Significative sono anche le divisioni all’interno dello stesso partito democratico. La scelta del senatore della West Virginia Joseph Manchin, da sempre visto tra i più conservatori della ala dem, di non appoggiare il piano economico Build Back Better, ha condannato di fatto il progetto ad un rovinoso naufragio per via della divisione 50-50 del Senato americano. Questo è stato l’ultimo episodio ad inserirsi in una serie di vicissitudini nel partito. Anche i democratici più radicali guidati da Alexandra Ocasio-Cortez, si sono dimostrati spesso critici nei confronti del Presidente.
Ecco che quindi le elezioni di midterm del prossimo novembre potrebbero in qualche modo rappresentare un crocevia fondamentale per le sorti del quadriennio Biden-Harris. Se i dem dovessero perdere questo passaggio elettorale, l’amministrazione rischia una paralisi fino a fine mandato, considerato che i repubblicani potrebbero conquistare il controllo di entrambe le camere.
Che fine ha fatto Donald Trump?
Dopo il ban permanente da Twitter e Facebook per la presunta istigazione alla rivolta di Capitol Hill, il Presidente uscente Donald Trump ha tenuto un profilo piuttosto basso negli scorsi mesi. La linea è stata quella di insistere con l’ipotesi della frode elettorale, e della big lie. Con l’avvicinarsi del ritorno alle urne, il tycoon sta preparando il terreno della campagna elettorale. Per farlo, dovrà però scontrarsi con una realtà che vede una commissione di inchiesta per i fatti del 6 gennaio 2020 agguerrita più che mai, pronta ad ascoltare anche l’ex vicepresidente Pence. Ad aggiungersi a questo, proseguono le indagini su possibili attività illecite della Trump Organization.

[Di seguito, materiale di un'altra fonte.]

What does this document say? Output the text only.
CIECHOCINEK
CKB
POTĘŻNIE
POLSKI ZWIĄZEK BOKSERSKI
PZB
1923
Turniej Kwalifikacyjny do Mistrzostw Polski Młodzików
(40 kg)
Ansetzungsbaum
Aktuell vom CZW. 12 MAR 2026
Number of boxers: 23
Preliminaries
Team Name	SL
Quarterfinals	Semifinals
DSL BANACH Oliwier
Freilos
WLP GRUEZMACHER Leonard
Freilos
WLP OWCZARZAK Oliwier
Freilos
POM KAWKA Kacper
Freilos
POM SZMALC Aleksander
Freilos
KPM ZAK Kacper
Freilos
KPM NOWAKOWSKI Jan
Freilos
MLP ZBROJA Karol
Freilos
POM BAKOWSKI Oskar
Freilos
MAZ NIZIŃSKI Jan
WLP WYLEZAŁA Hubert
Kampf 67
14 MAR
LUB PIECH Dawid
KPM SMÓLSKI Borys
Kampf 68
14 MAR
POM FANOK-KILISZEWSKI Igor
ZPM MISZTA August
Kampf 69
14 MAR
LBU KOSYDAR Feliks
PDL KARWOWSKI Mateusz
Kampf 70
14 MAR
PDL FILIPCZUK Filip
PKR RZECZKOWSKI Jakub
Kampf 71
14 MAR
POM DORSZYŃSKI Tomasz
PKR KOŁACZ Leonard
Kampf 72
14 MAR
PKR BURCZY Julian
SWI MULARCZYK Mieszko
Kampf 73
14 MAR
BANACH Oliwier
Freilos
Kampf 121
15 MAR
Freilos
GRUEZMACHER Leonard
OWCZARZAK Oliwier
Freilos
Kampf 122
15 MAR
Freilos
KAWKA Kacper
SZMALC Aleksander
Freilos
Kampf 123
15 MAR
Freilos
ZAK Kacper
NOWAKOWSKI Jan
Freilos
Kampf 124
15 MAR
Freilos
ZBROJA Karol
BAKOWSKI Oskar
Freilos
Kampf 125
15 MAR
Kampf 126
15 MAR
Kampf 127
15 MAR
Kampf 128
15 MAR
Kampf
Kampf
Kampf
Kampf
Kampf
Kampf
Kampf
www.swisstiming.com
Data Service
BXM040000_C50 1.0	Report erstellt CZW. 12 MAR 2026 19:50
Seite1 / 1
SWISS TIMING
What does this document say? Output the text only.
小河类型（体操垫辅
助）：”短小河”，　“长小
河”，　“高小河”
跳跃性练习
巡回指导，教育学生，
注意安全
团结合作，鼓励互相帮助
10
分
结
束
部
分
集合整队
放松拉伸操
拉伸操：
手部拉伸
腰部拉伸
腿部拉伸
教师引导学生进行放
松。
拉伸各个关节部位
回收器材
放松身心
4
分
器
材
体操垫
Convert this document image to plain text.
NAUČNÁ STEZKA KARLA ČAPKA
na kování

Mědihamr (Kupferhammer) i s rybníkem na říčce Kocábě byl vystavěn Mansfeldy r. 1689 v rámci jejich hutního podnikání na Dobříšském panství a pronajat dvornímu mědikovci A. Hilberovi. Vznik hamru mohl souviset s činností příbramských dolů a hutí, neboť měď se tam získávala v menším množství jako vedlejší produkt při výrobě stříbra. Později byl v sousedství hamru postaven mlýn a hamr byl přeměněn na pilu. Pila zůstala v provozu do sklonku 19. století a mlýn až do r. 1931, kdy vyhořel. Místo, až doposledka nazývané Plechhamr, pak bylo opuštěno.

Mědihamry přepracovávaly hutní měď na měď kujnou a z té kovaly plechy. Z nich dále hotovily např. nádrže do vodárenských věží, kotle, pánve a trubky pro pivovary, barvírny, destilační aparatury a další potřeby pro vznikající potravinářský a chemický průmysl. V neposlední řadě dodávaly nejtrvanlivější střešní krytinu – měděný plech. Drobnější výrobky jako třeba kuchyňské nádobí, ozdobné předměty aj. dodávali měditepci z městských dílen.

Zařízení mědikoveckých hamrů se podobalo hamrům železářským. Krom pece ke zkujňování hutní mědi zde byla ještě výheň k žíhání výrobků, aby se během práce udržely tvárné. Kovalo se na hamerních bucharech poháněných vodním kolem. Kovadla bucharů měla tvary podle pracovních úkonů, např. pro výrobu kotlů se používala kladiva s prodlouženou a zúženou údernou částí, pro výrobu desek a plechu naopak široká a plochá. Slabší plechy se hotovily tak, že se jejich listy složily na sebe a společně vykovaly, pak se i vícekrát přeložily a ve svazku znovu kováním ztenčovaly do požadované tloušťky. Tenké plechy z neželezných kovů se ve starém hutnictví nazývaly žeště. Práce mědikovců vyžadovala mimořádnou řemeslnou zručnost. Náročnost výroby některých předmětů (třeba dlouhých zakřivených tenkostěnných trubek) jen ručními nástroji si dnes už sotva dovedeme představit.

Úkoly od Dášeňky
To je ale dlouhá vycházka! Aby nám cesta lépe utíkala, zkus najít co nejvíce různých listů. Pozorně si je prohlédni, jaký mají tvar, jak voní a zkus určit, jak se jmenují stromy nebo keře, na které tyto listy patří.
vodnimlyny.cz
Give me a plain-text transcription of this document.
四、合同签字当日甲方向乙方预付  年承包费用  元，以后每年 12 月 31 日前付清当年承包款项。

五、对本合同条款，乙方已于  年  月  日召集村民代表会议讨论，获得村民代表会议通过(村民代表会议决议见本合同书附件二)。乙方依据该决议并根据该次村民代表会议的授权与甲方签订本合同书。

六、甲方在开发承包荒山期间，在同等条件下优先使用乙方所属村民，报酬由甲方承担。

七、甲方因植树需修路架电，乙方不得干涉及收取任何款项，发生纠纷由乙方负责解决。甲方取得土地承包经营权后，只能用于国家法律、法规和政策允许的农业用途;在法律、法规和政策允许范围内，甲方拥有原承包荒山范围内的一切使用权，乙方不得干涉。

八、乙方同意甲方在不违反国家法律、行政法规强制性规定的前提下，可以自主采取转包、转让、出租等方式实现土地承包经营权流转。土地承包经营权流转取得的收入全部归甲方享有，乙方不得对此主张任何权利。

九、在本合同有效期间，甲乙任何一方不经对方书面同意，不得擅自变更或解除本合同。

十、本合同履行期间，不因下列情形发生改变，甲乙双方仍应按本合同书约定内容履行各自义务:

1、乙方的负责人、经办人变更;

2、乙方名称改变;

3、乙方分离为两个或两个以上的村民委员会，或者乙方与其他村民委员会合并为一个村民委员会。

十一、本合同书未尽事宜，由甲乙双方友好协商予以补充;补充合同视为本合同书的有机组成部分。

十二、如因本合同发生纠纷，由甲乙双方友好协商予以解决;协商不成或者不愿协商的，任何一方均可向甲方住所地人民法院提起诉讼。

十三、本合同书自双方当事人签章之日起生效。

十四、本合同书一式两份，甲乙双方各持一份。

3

Le vicende giudiziarie non hanno scalfito però il percorso scelto dal leader repubblicano. Il lancio della nuova piattaforma Truth Social, previsto nel corso di quest’anno, è già sovvenzionato da più di un miliardo di dollari di investimenti. La strategia scelta da Trump è quella di creare, come si legge sul sito della piattaforma, “uno spazio che incoraggia una conversazione globale aperta, libera e onesta senza discriminare l’ideologia politica”. Le potenzialità di un nuovo social media a trazione trumpiana, sono altissime ma allo stesso tempo pericolose.
Vista sul midterm
L’appuntamento elettorale del prossimo novembre ci darà una chiara indicazione sullo stato della democrazia negli USA. La rivolta di Capitol Hill nella cultura di massa e nel sentire popolare ha contribuito ad acuire le profonde differenze che imperversano nella scena politica americana. Il 6 gennaio di quest’anno rappresenterà un momento di ricordo per le vittime di quella pazza serata del Campidoglio: è previsto un discorso congiunto di Biden e Kamala Harris, per esaltare i valori più alti della democrazia. Era atteso nello stesso momento un intervento di Trump, dalla sua dimora di Mar-A-Lago: conferenza stampa che è stata annullata e rimandata ad un comizio in Arizona il 15 gennaio.
La battaglia di metà mandato e il proseguimento della commissione di inchiesta rischiano di gettare benzina sul fuoco sulle sorti politiche statunitensi. Quella che tutti riconosciamo come la democrazia più importante del mondo, non può permettersi di ridursi ad un dannoso tutti contro tutti. L’orgoglio americano, fatto di impegno civico, partecipazione e rispetto dell’ars politica, non sembra più di casa dalle parti di Washington DC. La speranza è che, nel ricordo di chi a Capitol Hill ci ha rimesso la vita, ci si ricordi i valori che hanno reso grandi gli Stati Uniti d’America.